The results have created the remarkable possibility that Italy could find itself next week without a government or a pope.
That instability rippled across the Atlantic. As details of the election became clear through the day, the Dow Jones industrial average dropped more than 200 points, or about 1.5 percent, in a potent reminder of how sensitive markets remain to events in the euro zone. The currency region’s financial crisis has ebbed in recent months, but only on the assumption that political leaders would follow through on promised economic policies — something the Italian results may throw into doubt.
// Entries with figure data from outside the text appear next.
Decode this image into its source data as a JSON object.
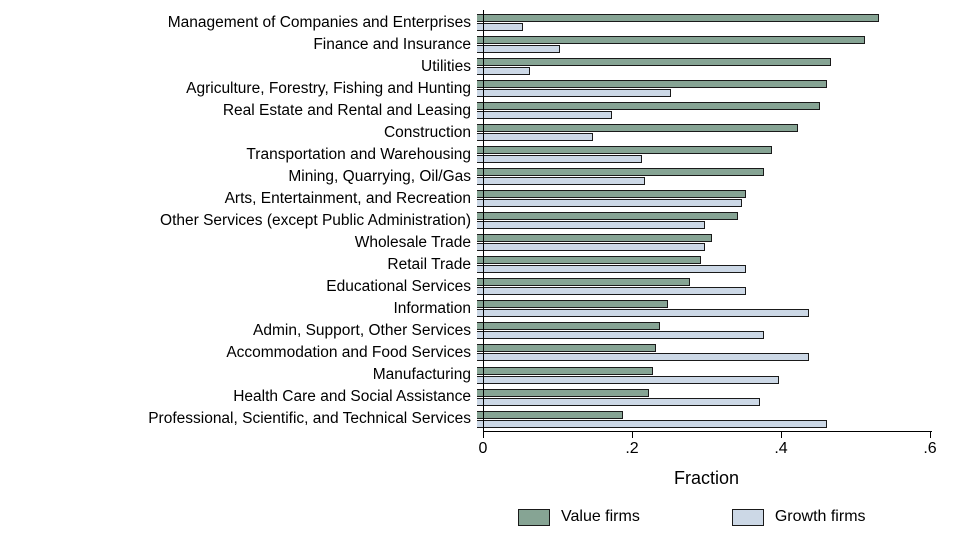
{
  "chart_data": {
    "type": "bar",
    "orientation": "horizontal",
    "title": "",
    "xlabel": "Fraction",
    "ylabel": "",
    "xlim": [
      0,
      0.6
    ],
    "x_ticks": [
      0,
      0.2,
      0.4,
      0.6
    ],
    "x_tick_labels": [
      "0",
      ".2",
      ".4",
      ".6"
    ],
    "grid": false,
    "legend_position": "bottom-right",
    "bar_border_color": "#1a1a1a",
    "categories": [
      "Management of Companies and Enterprises",
      "Finance and Insurance",
      "Utilities",
      "Agriculture, Forestry, Fishing and Hunting",
      "Real Estate and Rental and Leasing",
      "Construction",
      "Transportation and Warehousing",
      "Mining, Quarrying, Oil/Gas",
      "Arts, Entertainment, and Recreation",
      "Other Services (except Public Administration)",
      "Wholesale Trade",
      "Retail Trade",
      "Educational Services",
      "Information",
      "Admin, Support, Other Services",
      "Accommodation and Food Services",
      "Manufacturing",
      "Health Care and Social Assistance",
      "Professional, Scientific, and Technical Services"
    ],
    "series": [
      {
        "name": "Value firms",
        "color": "#86a494",
        "values": [
          0.54,
          0.52,
          0.475,
          0.47,
          0.46,
          0.43,
          0.395,
          0.385,
          0.36,
          0.35,
          0.315,
          0.3,
          0.285,
          0.255,
          0.245,
          0.24,
          0.235,
          0.23,
          0.195
        ]
      },
      {
        "name": "Growth firms",
        "color": "#ccd8e6",
        "values": [
          0.06,
          0.11,
          0.07,
          0.26,
          0.18,
          0.155,
          0.22,
          0.225,
          0.355,
          0.305,
          0.305,
          0.36,
          0.36,
          0.445,
          0.385,
          0.445,
          0.405,
          0.38,
          0.47
        ]
      }
    ]
  },
  "legend": {
    "items": [
      {
        "label": "Value firms"
      },
      {
        "label": "Growth firms"
      }
    ]
  }
}
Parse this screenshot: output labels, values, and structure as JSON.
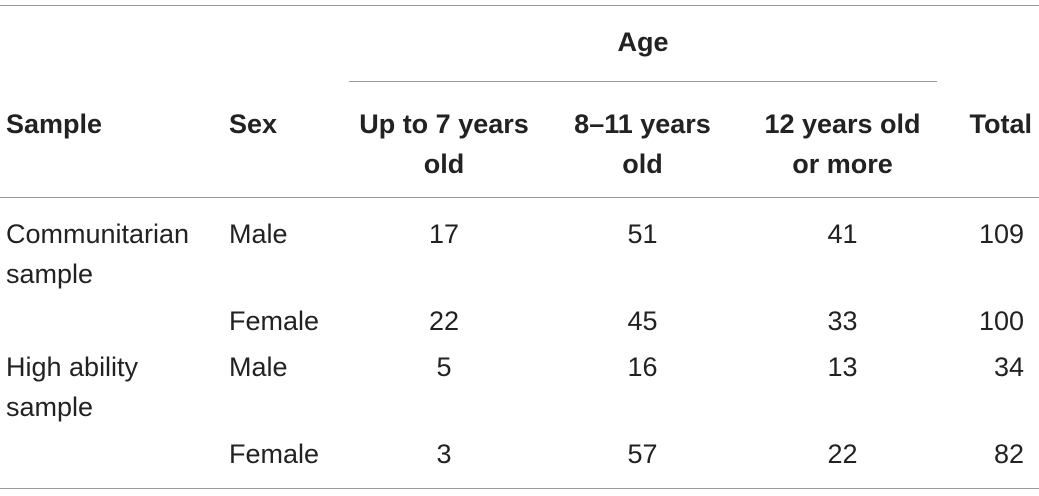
{
  "table": {
    "age_header": "Age",
    "columns": {
      "sample": "Sample",
      "sex": "Sex",
      "age_1": "Up to 7 years old",
      "age_2": "8–11 years old",
      "age_3": "12 years old or more",
      "total": "Total"
    },
    "rows": [
      {
        "sample": "Communitarian sample",
        "sex": "Male",
        "age_1": "17",
        "age_2": "51",
        "age_3": "41",
        "total": "109"
      },
      {
        "sample": "",
        "sex": "Female",
        "age_1": "22",
        "age_2": "45",
        "age_3": "33",
        "total": "100"
      },
      {
        "sample": "High ability sample",
        "sex": "Male",
        "age_1": "5",
        "age_2": "16",
        "age_3": "13",
        "total": "34"
      },
      {
        "sample": "",
        "sex": "Female",
        "age_1": "3",
        "age_2": "57",
        "age_3": "22",
        "total": "82"
      }
    ]
  }
}
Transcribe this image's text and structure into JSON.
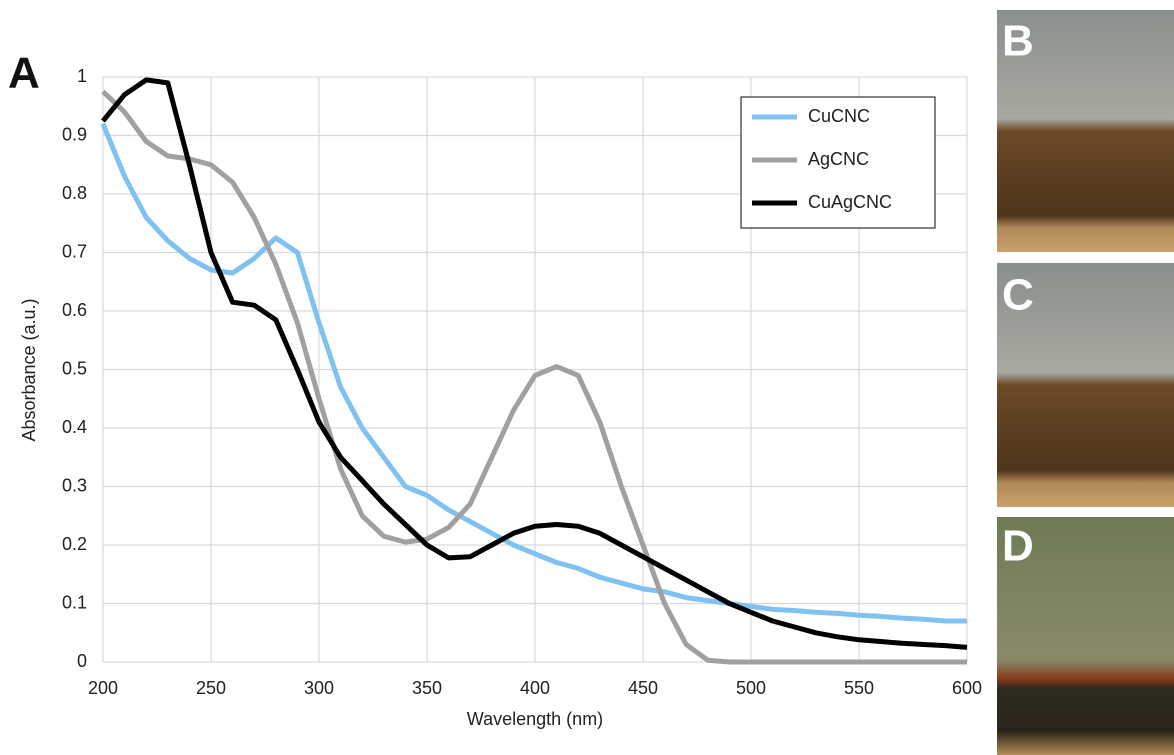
{
  "chart_data": {
    "type": "line",
    "panel_label": "A",
    "xlabel": "Wavelength (nm)",
    "ylabel": "Absorbance (a.u.)",
    "x": [
      200,
      210,
      220,
      230,
      240,
      250,
      260,
      270,
      280,
      290,
      300,
      310,
      320,
      330,
      340,
      350,
      360,
      370,
      380,
      390,
      400,
      410,
      420,
      430,
      440,
      450,
      460,
      470,
      480,
      490,
      500,
      510,
      520,
      530,
      540,
      550,
      560,
      570,
      580,
      590,
      600
    ],
    "series": [
      {
        "name": "CuCNC",
        "color": "#7fc1f0",
        "values": [
          0.92,
          0.83,
          0.76,
          0.72,
          0.69,
          0.67,
          0.665,
          0.69,
          0.725,
          0.7,
          0.58,
          0.47,
          0.4,
          0.35,
          0.3,
          0.285,
          0.26,
          0.24,
          0.22,
          0.2,
          0.185,
          0.17,
          0.16,
          0.145,
          0.135,
          0.125,
          0.12,
          0.11,
          0.105,
          0.1,
          0.095,
          0.09,
          0.088,
          0.085,
          0.083,
          0.08,
          0.078,
          0.075,
          0.073,
          0.07,
          0.07
        ]
      },
      {
        "name": "AgCNC",
        "color": "#a0a0a0",
        "values": [
          0.975,
          0.94,
          0.89,
          0.865,
          0.86,
          0.85,
          0.82,
          0.76,
          0.68,
          0.58,
          0.45,
          0.33,
          0.25,
          0.215,
          0.205,
          0.21,
          0.23,
          0.27,
          0.35,
          0.43,
          0.49,
          0.505,
          0.49,
          0.41,
          0.3,
          0.2,
          0.1,
          0.03,
          0.003,
          0,
          0,
          0,
          0,
          0,
          0,
          0,
          0,
          0,
          0,
          0,
          0
        ]
      },
      {
        "name": "CuAgCNC",
        "color": "#000000",
        "values": [
          0.925,
          0.97,
          0.995,
          0.99,
          0.85,
          0.7,
          0.615,
          0.61,
          0.585,
          0.5,
          0.41,
          0.35,
          0.31,
          0.27,
          0.235,
          0.2,
          0.178,
          0.18,
          0.2,
          0.22,
          0.232,
          0.235,
          0.232,
          0.22,
          0.2,
          0.18,
          0.16,
          0.14,
          0.12,
          0.1,
          0.085,
          0.07,
          0.06,
          0.05,
          0.043,
          0.038,
          0.035,
          0.032,
          0.03,
          0.028,
          0.025
        ]
      }
    ],
    "xlim": [
      200,
      600
    ],
    "xticks": [
      200,
      250,
      300,
      350,
      400,
      450,
      500,
      550,
      600
    ],
    "ylim": [
      0,
      1
    ],
    "yticks": [
      0,
      0.1,
      0.2,
      0.3,
      0.4,
      0.5,
      0.6,
      0.7,
      0.8,
      0.9,
      1
    ],
    "grid": true
  },
  "photos": [
    {
      "label": "B"
    },
    {
      "label": "C"
    },
    {
      "label": "D"
    }
  ]
}
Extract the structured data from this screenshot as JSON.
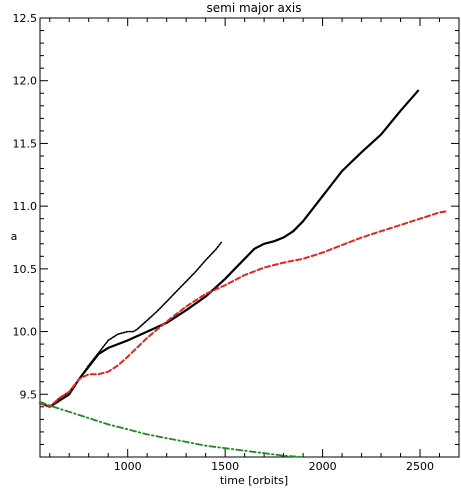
{
  "chart_data": {
    "type": "line",
    "title": "semi major axis",
    "xlabel": "time [orbits]",
    "ylabel": "a",
    "xlim": [
      550,
      2700
    ],
    "ylim": [
      9.0,
      12.5
    ],
    "xticks": [
      1000,
      1500,
      2000,
      2500
    ],
    "xtick_labels": [
      "1000",
      "1500",
      "2000",
      "2500"
    ],
    "yticks": [
      9.5,
      10.0,
      10.5,
      11.0,
      11.5,
      12.0,
      12.5
    ],
    "ytick_labels": [
      "9.5",
      "10.0",
      "10.5",
      "11.0",
      "11.5",
      "12.0",
      "12.5"
    ],
    "grid": false,
    "legend": "none",
    "series": [
      {
        "color": "#000000",
        "style": "dotted",
        "x": [
          550,
          600,
          650,
          700,
          750,
          800,
          850,
          900,
          950,
          1000,
          1030,
          1050,
          1100,
          1150,
          1200,
          1250,
          1300,
          1350,
          1400,
          1450,
          1480
        ],
        "y": [
          9.43,
          9.4,
          9.47,
          9.52,
          9.62,
          9.73,
          9.83,
          9.93,
          9.98,
          10.0,
          10.0,
          10.02,
          10.09,
          10.16,
          10.24,
          10.32,
          10.4,
          10.48,
          10.57,
          10.65,
          10.71
        ]
      },
      {
        "color": "#000000",
        "style": "solid",
        "x": [
          550,
          600,
          650,
          700,
          750,
          800,
          850,
          900,
          950,
          1000,
          1100,
          1200,
          1300,
          1400,
          1500,
          1600,
          1650,
          1700,
          1750,
          1800,
          1850,
          1900,
          2000,
          2100,
          2200,
          2300,
          2400,
          2490
        ],
        "y": [
          9.43,
          9.4,
          9.45,
          9.5,
          9.62,
          9.72,
          9.82,
          9.87,
          9.9,
          9.93,
          10.0,
          10.07,
          10.17,
          10.28,
          10.42,
          10.58,
          10.66,
          10.7,
          10.72,
          10.75,
          10.8,
          10.88,
          11.08,
          11.28,
          11.43,
          11.57,
          11.76,
          11.92
        ]
      },
      {
        "color": "#e8231e",
        "style": "dashed",
        "x": [
          550,
          600,
          650,
          700,
          750,
          800,
          850,
          900,
          950,
          1000,
          1100,
          1200,
          1300,
          1400,
          1500,
          1600,
          1700,
          1800,
          1900,
          2000,
          2100,
          2200,
          2300,
          2400,
          2500,
          2600,
          2640
        ],
        "y": [
          9.43,
          9.4,
          9.47,
          9.52,
          9.62,
          9.66,
          9.66,
          9.68,
          9.73,
          9.8,
          9.95,
          10.08,
          10.2,
          10.3,
          10.37,
          10.45,
          10.51,
          10.55,
          10.58,
          10.63,
          10.69,
          10.75,
          10.8,
          10.85,
          10.9,
          10.95,
          10.96
        ]
      },
      {
        "color": "#1e8b1e",
        "style": "dashdot",
        "x": [
          550,
          600,
          700,
          800,
          900,
          1000,
          1100,
          1200,
          1300,
          1400,
          1500,
          1600,
          1700,
          1800,
          1900
        ],
        "y": [
          9.44,
          9.41,
          9.36,
          9.31,
          9.26,
          9.22,
          9.18,
          9.15,
          9.12,
          9.09,
          9.07,
          9.05,
          9.03,
          9.01,
          9.0
        ]
      }
    ]
  }
}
There was no clear victor in the election held Sunday and Monday. There were, however, losers. The left-leaning Democratic Party, led by Pier Luigi Bersani, a mild-mannered former industry minister, appeared likely to barely win the lower house of Parliament, but fell far short of expectations.
Bersani, 61, is weighed down with far-left partners such asNichi Vendola, a gay, ex-communist southern governor that the Italian press once dubbed “the white Obama.” Vendola once assessed himself to The Washington Post as “beloved.” He is less cherished by the potential partners Bersani needs to form a coalition, setting the stage for yet another collapse-prone Italian government.
“We have a problem of governability,” said the party’s spokesman, Roberto Seghetti. The banner headline on Il Messaggero on Tuesday read: “Ungovernability wins.”
The smallest electorate since World War II sent a clear message of dissatisfaction to the country’s caretaker prime minister, Mario Monti, who was advised by David Axelrod, top campaign strategist for President Obama. Monti, an international darling for his technical government’s emphasis on responsibility and personal austerity, proved a political flop at home and won less than 10 percent of the vote, dashing his hopes to finish a mission that counted Obama among its supporters.
Critics of Berlusconi were sure that the onetime cruise ship singer was gone from national politics for good. Berlusconi, whose last public appearances before the election included a favorable comparison between the Sicilian mafia and the Italian judicial system, had promised to forgive the building of illegal houses and personally pay about 4 billion euros worth of property taxes for Italian citizens. He also expertly benefited from the fragmentation of the Italian political universe.